Use a stud finder to locate each wall stud. In most construction, especially in homes built after the 1960s, the wall studs are spaced every 16 inches or 16-inches-on-center (16-o.c.). In older homes, spacing can vary. Mark each wall stud along the three level lines wherever cabinets will be installed.

After you've marked the wall stud locations, attach a temporary ledger board to help support the wall cabinets during installation. A 1-x-4 pine board works well. Secure the ledger board along and below the line that marks the bottom of your wall cabinets. Drive a 2-1/2-inch-long drywall screw into every other stud to secure the ledger board to the wall.


Determine whether walls are plumb

Place a 4-foot level vertically on adjacent walls at an inside corner. If the wall against which the cabinet end butts is out of plumb, you need to shim both base and wall cabinets as you install them to make them plumb. Cabinets that butt an out-of-plumb wall will leave a tapered gap you will need to address.

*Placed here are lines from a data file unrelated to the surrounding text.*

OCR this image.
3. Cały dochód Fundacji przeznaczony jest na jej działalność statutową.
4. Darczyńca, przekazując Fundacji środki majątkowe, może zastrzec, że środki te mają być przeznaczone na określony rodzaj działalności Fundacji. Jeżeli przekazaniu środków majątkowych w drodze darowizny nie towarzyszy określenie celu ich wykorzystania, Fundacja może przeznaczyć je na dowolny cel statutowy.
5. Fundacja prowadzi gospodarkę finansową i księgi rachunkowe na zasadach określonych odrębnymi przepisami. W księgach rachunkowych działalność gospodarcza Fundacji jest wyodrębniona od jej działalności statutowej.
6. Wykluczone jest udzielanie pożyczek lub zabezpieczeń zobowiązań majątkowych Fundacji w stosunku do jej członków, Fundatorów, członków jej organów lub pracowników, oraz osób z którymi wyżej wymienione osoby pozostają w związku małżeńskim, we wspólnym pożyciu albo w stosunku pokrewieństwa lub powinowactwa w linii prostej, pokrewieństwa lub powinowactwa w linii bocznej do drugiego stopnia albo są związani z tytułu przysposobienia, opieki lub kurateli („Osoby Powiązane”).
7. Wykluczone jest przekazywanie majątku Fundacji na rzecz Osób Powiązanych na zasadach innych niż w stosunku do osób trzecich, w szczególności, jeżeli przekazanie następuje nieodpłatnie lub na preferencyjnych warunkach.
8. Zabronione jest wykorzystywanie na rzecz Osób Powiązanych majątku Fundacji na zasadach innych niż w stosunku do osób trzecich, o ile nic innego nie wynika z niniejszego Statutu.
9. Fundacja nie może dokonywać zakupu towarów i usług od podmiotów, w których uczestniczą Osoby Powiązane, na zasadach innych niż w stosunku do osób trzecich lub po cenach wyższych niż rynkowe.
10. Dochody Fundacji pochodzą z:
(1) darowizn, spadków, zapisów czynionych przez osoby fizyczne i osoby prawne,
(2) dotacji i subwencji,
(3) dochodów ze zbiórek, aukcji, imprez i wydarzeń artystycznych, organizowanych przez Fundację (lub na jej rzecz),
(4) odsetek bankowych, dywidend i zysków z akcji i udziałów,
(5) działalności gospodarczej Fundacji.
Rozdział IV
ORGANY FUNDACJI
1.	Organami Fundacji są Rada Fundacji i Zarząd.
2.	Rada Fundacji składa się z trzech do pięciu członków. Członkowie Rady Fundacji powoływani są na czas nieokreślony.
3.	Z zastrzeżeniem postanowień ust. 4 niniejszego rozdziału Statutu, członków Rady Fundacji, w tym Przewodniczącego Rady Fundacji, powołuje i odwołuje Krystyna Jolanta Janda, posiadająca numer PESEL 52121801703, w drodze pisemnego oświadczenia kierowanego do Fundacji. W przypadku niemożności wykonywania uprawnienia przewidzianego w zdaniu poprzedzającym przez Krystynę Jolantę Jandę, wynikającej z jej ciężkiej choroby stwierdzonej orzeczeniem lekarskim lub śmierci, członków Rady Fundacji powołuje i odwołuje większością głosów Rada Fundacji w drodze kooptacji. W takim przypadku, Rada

You must establish a plumb vertical reference line to locate the cabinet sides. Walls are rarely perfectly plumb. Starting at an inside corner, use a 4-foot level to check for plumb. If the top of a wall that the end of a cabinet butts into leans in, measure along the wall it will be installed on and mark a point that is equal to the width of the first cabinet. You can find this dimension on your cabinet order or by measuring the width at the front face of the cabinet. Then using your level, pencil a plumb line from that point to the floor. If the wall leans out, then measure out from the bottom of the wall to locate the reference line; and if it bows out at the middle, measure from the middle.